Our research also shows that greater weakness in the economy raises the estimated multiplier: It increases by around 0.1 for each two percentage points by which the unemployment rate exceeds its long-run median of 5.6%. Thus the estimated multiplier reaches 1.0 when the unemployment rate gets to about 12%.
In a weak economy, with unemployment exceeding 12%, war spending might help the economy if you don't suffer high casualties and a country's physical capital remains intact.  For my students, that reads like something that I wrote here.  Thankfully, our economy was not quite that weak, but that means that the stimulus hurt a little.Barro and Redlick assert that economists have reversed causality of the impact of peacetime spending on GDP.  Spending does not increase GDP, but GDP growth does increase spending. 
To evaluate typical fiscal-stimulus packages, however, nondefense government spending multipliers are more important. Estimating these multipliers convincingly from U.S. time series is problematical, however, because the movements in nondefense government purchases (dominated since the 1960s by state and local outlays) are closely intertwined with the business cycle. Thus the explanation for much of the positive association between nondefense spending and GDP is that government spending increased in response to growing GDP, rather than the reverse.
The authors find that tax cuts are good, but the results may not be robust.
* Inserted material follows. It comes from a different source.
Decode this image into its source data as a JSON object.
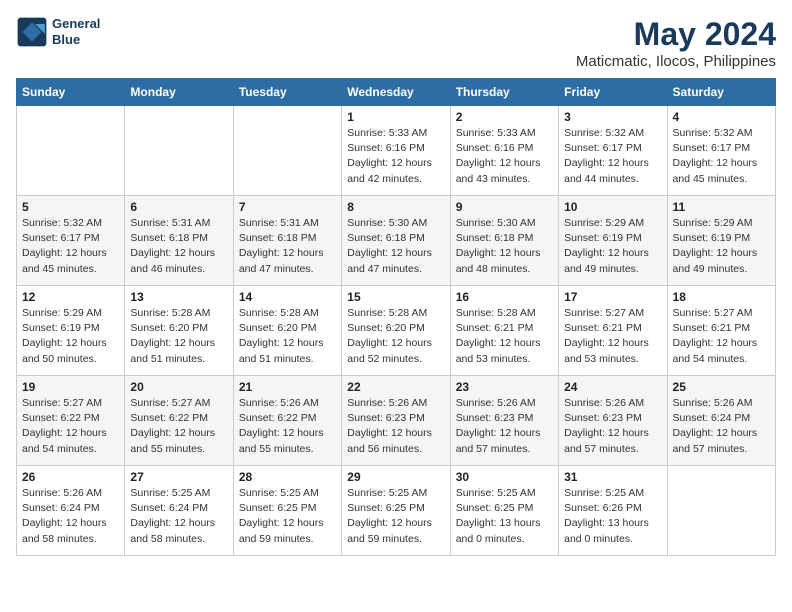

The effects of tax rates on GDP growth can be analyzed from a time series we've constructed on average marginal income-tax rates from federal and state income taxes and the Social Security payroll tax. Since 1950, the largest declines in the average marginal rate from the federal individual income tax occurred under Ronald Reagan (to 21.8% in 1988 from 25.9% in 1986 and to 25.6% in 1983 from 29.4% in 1981), George W. Bush (to 21.1% in 2003 from 24.7% in 2000), and Kennedy-Johnson (to 21.2% in 1965 from 24.7% in 1963). Tax rates rose particularly during the Korean War, the 1970s and the 1990s. The average marginal tax rate from Social Security (including payments from employees, employers and the self-employed) expanded to 10.8% in 1991 from 2.2% in 1971 and then remained reasonably stable.

For data that start in 1950, we estimate that a one-percentage-point cut in the average marginal tax rate raises the following year's GDP growth rate by around 0.6% per year. However, this effect is harder to pin down over longer periods that include the world wars and the Great Depression.
Barro and Redlick conclude,
The bottom line is this: The available empirical evidence does not support the idea that spending multipliers typically exceed one, and thus spending stimulus programs will likely raise GDP by less than the increase in government spending. Defense-spending multipliers exceeding one likely apply only at very high unemployment rates, and nondefense multipliers are probably smaller. However, there is empirical support for the proposition that tax rate reductions will increase real GDP.